Rows are tt_code_line ordered by t1 descending (total execution
time). Rows whose pname = "session" are skipped. Only the top 20 are
printed.

Columns:

  • Program/Class — tt_code_line.pname, the .p / .cls source
    file. If the original tt_source.pname had two space-separated
    entries (typical for class methods), the second entry is the program
    name and the first is split off into ipname (see below).
  • Line — tt_code_line.src_line, the source line number reported by
    the profiler. 0 = initialization, -1 = cleanup.
  • Time — tt_code_line.t1, total execution time in seconds (sum of
    tt_ptime.exe_time across all sessions for this (program, line)).
    This is the sort key.
  • Avg Time — tt_code_line.t4 = t1 / t2, average seconds per call.
  • Calls — tt_code_line.t2, total invocations (sum of
    tt_ptime.exec_count).
  • IP/Method — tt_code_line.ipname, the internal-procedure or
    method name when one was carried in tt_source.pname (it shows up
    as the second column in the second sample, e.g. mon-update,
    gridRowDisplaygetColorNum).
  • Code — tt_code_line.src_line_txt, the actual source text for
    that line, truncated to 50 chars. Only populated when a .dbg
    file exists alongside the source
     (i.e. the program was compiled
    with debug-list); otherwise the column is blank, as in the
    earliest sample reports.

Side effects

  • Writes the .prf file under session:temp-directory.

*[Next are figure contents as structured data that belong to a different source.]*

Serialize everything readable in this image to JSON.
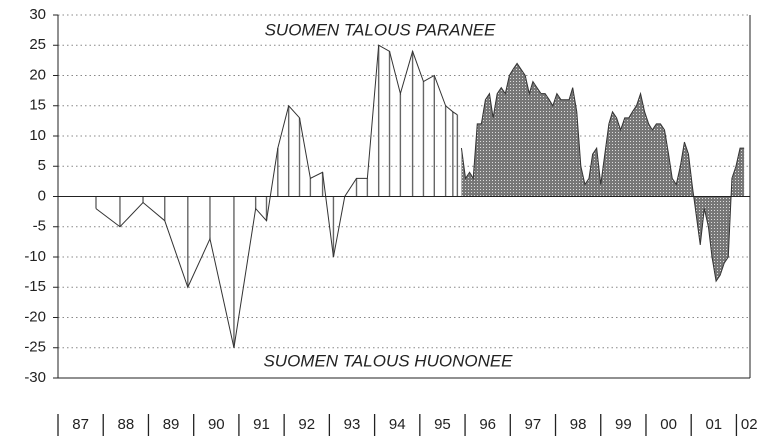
{
  "chart_data": {
    "type": "area",
    "annotations": [
      "SUOMEN TALOUS PARANEE",
      "SUOMEN TALOUS HUONONEE"
    ],
    "year_labels": [
      "87",
      "88",
      "89",
      "90",
      "91",
      "92",
      "93",
      "94",
      "95",
      "96",
      "97",
      "98",
      "99",
      "00",
      "01",
      "02"
    ],
    "xlim": [
      1987,
      2002.3
    ],
    "ylim": [
      -30,
      30
    ],
    "yticks": [
      -30,
      -25,
      -20,
      -15,
      -10,
      -5,
      0,
      5,
      10,
      15,
      20,
      25,
      30
    ],
    "grid": true,
    "color": "#555555",
    "series": [
      {
        "style": "stems",
        "x": [
          1987.84,
          1988.37,
          1988.88,
          1989.36,
          1989.87,
          1990.36,
          1990.89,
          1991.37,
          1991.61,
          1991.86,
          1992.1,
          1992.34,
          1992.58,
          1992.85,
          1993.09,
          1993.34,
          1993.6,
          1993.84,
          1994.09,
          1994.33,
          1994.57,
          1994.84,
          1995.08,
          1995.32,
          1995.57,
          1995.73,
          1995.83
        ],
        "values": [
          -2,
          -5,
          -1,
          -4,
          -15,
          -7,
          -25,
          -2,
          -4,
          8,
          15,
          13,
          3,
          4,
          -10,
          0,
          3,
          3,
          25,
          24,
          17,
          24,
          19,
          20,
          15,
          14,
          13.5
        ]
      },
      {
        "style": "area",
        "x": [
          1995.92,
          1996.01,
          1996.1,
          1996.18,
          1996.27,
          1996.36,
          1996.45,
          1996.54,
          1996.62,
          1996.71,
          1996.8,
          1996.89,
          1996.98,
          1997.06,
          1997.15,
          1997.24,
          1997.33,
          1997.42,
          1997.5,
          1997.59,
          1997.68,
          1997.77,
          1997.86,
          1997.94,
          1998.03,
          1998.12,
          1998.21,
          1998.3,
          1998.38,
          1998.47,
          1998.56,
          1998.65,
          1998.74,
          1998.82,
          1998.91,
          1999.0,
          1999.09,
          1999.18,
          1999.26,
          1999.35,
          1999.44,
          1999.53,
          1999.62,
          1999.7,
          1999.79,
          1999.88,
          1999.97,
          2000.06,
          2000.14,
          2000.23,
          2000.32,
          2000.41,
          2000.5,
          2000.58,
          2000.67,
          2000.76,
          2000.85,
          2000.94,
          2001.02,
          2001.11,
          2001.2,
          2001.29,
          2001.38,
          2001.46,
          2001.55,
          2001.64,
          2001.73,
          2001.82,
          2001.9,
          2001.99,
          2002.08,
          2002.17
        ],
        "values": [
          8,
          3,
          4,
          3,
          12,
          12,
          16,
          17,
          13,
          17,
          18,
          17,
          20,
          21,
          22,
          21,
          20,
          17,
          19,
          18,
          17,
          17,
          16,
          15,
          17,
          16,
          16,
          16,
          18,
          14,
          5,
          2,
          3,
          7,
          8,
          2,
          7,
          12,
          14,
          13,
          11,
          13,
          13,
          14,
          15,
          17,
          14,
          12,
          11,
          12,
          12,
          11,
          7,
          3,
          2,
          5,
          9,
          7,
          2,
          -3,
          -8,
          -2,
          -5,
          -10,
          -14,
          -13,
          -11,
          -10,
          3,
          5,
          8,
          8
        ]
      }
    ]
  }
}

That file is
    the raw profiler data and is not deleted by lib/zprofiler.p.
  • Writes the .rpt under ./rpt/ (preferred) or the current working
    directory.
  • When zprofiler_topx is called with toTTY = yes, the same content
    is drawn into centered overlay frames (prof-hdrprof-rpt) and
    the user is paused for input.
  • Does not call lib/uploader.p or lib/fileviewer.p; profiler
    reports are intended for the local developer/DBA to read directly,
    not to be shipped off.

Caveats

  • OpenEdge 12.2.3 is broken for this workflow: the profiler
    produces empty data files. Upgrade to 12.2.4 or later. The source
    comment cites
    https://knowledgebase.progress.com/articles/Knowledge/profiler-system-handle-write-data-does-not-write-any-output/.
  • The Code column will be blank unless the profiled programs were
    compiled with compile ... debug-list <file>.dbg. The processing
    step looks up <programname-without-.p>.dbg next to each source
    file via file-info:full-pathname; if that file isn’t found, the
    source-line text is left blank for every row from that program. The
    oldest sample reports in rpt/ show this state — the columns line
    up but the right-most one is empty.
  • Programs whose source name begins with lib/zprofiler/ are filtered
    out of the report so the profiler infrastructure doesn’t dominate
    its own output. The session pseudo-program (pname = "session") is
    also excluded from both the Top 20 list and the Session Total.

Reading the report

  • The Time column is the headline — it’s the sort key, so the
    hottest line in the session is row 1. Anything spending serious
    cumulative time at the top of the list is a candidate for
    optimization.
  • A row with Line = 0 for a program means a lot of time was spent
    in that program’s initialization (variable definitions, top-level
    startup code that runs before the first procedure call). Programs
    with high Line 0 time but low Time elsewhere are usually paying
    startup costs disproportionate to their work.
  • High Avg Time + low Calls = an expensive but rare line; high
    Calls + low Avg Time = a cheap line called in a tight loop —
    the canonical profiler hot-spot.
  • The [hh:mm:ss] in the description is wall-clock elapsed; if it’s
    far larger than the Session Total Execution Time the profiled
    session was mostly idle (waiting on I/O, the user, or the DB). If
    it’s close, the session was CPU-bound.
  • Compare runs by sorting rpt/ by filename — the timestamp in the
    basename gives a natural chronological order. Diffing two runs of
    the same scenario quickly highlights regressions.